「自分の所有している株は私有財産のようになっている」
やく氏は、協会が公益財団法人化した14年当時のこともこう語っている。
「公益財団法人への移行で、(年寄株の取引禁止を)是非ものでやりなさいと言われていて、しぶしぶ承諾していたけど、ずるずると旧態のまま。自分の所有している年寄株は私有財産のようになって、取引は本来まかりならぬはずなんだけど、まかり通ってる」
一方で、やく氏は「今、年寄株は何億も出して買った人がほとんど。それでいきなり金銭的価値がなくなったら、いわば年寄株という『仮想通貨』がゼロになったら暴れるでしょう」と、改善が進まない背景も述べた。

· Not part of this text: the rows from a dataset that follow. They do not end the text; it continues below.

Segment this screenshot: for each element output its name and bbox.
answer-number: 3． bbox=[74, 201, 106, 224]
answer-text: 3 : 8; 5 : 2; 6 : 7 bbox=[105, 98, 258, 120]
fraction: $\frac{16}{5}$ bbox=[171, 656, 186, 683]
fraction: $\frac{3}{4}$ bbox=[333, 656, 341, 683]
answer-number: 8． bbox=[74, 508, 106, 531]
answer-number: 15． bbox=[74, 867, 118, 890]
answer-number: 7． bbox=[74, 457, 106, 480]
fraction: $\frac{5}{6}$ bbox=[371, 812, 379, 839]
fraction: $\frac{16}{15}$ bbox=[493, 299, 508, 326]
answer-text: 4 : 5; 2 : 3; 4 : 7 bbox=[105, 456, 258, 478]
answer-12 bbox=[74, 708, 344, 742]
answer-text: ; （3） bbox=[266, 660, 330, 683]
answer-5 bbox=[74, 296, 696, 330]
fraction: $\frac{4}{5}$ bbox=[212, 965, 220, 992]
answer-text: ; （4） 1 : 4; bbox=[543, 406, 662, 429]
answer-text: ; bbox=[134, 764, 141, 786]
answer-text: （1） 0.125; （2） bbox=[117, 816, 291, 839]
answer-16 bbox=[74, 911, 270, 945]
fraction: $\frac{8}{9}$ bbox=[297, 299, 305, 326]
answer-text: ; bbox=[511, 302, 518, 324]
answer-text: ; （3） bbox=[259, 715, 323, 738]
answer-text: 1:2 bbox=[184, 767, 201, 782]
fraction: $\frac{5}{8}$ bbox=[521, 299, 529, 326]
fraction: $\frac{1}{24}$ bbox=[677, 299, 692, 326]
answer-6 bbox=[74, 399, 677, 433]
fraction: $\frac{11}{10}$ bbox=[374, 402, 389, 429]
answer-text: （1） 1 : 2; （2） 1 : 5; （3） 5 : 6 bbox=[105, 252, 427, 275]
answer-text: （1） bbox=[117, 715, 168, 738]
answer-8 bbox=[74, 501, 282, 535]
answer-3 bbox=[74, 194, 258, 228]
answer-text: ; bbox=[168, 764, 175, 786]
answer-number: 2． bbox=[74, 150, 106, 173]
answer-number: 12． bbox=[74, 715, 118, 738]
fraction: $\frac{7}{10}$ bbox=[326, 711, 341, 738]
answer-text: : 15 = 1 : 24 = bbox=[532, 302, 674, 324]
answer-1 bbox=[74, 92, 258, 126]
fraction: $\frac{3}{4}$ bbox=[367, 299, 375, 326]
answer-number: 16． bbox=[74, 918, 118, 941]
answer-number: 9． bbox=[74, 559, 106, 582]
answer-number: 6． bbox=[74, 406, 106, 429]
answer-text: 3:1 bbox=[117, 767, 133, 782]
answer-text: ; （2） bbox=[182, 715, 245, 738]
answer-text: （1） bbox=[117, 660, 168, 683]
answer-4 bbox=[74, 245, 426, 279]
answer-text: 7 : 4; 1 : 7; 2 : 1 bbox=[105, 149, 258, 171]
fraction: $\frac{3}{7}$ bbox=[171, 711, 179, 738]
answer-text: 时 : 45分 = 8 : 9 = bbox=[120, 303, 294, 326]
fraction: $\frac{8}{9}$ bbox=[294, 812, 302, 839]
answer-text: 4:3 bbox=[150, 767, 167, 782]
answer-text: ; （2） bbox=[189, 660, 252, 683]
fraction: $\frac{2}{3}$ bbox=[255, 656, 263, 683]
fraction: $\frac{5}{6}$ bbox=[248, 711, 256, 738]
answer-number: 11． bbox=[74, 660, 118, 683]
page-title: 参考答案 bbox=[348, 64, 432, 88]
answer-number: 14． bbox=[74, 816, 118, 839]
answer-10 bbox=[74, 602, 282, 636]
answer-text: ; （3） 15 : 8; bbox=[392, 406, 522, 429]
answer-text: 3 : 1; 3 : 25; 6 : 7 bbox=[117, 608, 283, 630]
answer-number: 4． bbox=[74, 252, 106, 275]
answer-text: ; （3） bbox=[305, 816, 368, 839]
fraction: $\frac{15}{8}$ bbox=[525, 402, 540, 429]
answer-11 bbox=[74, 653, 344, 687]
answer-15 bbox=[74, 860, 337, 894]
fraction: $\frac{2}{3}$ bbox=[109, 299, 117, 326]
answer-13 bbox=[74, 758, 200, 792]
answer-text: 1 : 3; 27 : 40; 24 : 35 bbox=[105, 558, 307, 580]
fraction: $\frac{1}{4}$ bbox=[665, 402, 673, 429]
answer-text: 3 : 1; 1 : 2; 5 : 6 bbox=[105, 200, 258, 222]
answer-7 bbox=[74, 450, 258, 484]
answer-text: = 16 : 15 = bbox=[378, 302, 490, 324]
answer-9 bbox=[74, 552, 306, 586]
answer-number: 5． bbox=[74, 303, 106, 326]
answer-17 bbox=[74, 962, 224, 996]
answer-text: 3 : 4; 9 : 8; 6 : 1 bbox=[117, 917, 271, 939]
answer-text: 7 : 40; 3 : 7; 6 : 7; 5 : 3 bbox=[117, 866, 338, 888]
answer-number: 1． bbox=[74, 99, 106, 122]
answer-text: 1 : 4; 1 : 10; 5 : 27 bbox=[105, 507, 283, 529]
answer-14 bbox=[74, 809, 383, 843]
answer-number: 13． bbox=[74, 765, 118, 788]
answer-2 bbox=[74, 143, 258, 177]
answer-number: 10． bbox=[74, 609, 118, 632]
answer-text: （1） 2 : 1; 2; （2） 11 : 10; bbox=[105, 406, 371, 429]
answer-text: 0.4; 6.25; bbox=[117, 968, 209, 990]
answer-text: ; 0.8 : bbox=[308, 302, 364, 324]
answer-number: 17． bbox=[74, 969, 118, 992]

協会は公益財団法人移行に際し、現金での取引は原則禁止を打ち出した。公開されている協会の定款には、
「何人も、年寄名跡の襲名及び年寄名跡を襲名する者の推薦に関して金銭等の授受をしてはならない」
という規定が明記され、違反者には「厳重な処分」を行うとある(第47条)。しかしやく氏は、「代わりに、年寄株を譲り渡した人の老後の面倒を見る資金などで1億円とかやり取りされる。別の体裁だけど事実上売買している。権利欲しさに億単位のお金を積まないといけない」と実状は変わらないという。
それでも、「林(芳正)文部科学大臣は突っ込んでこないけど、いつ気難しい文科大臣に突っ込まれたら終わりだよ」と静かに忠告していた。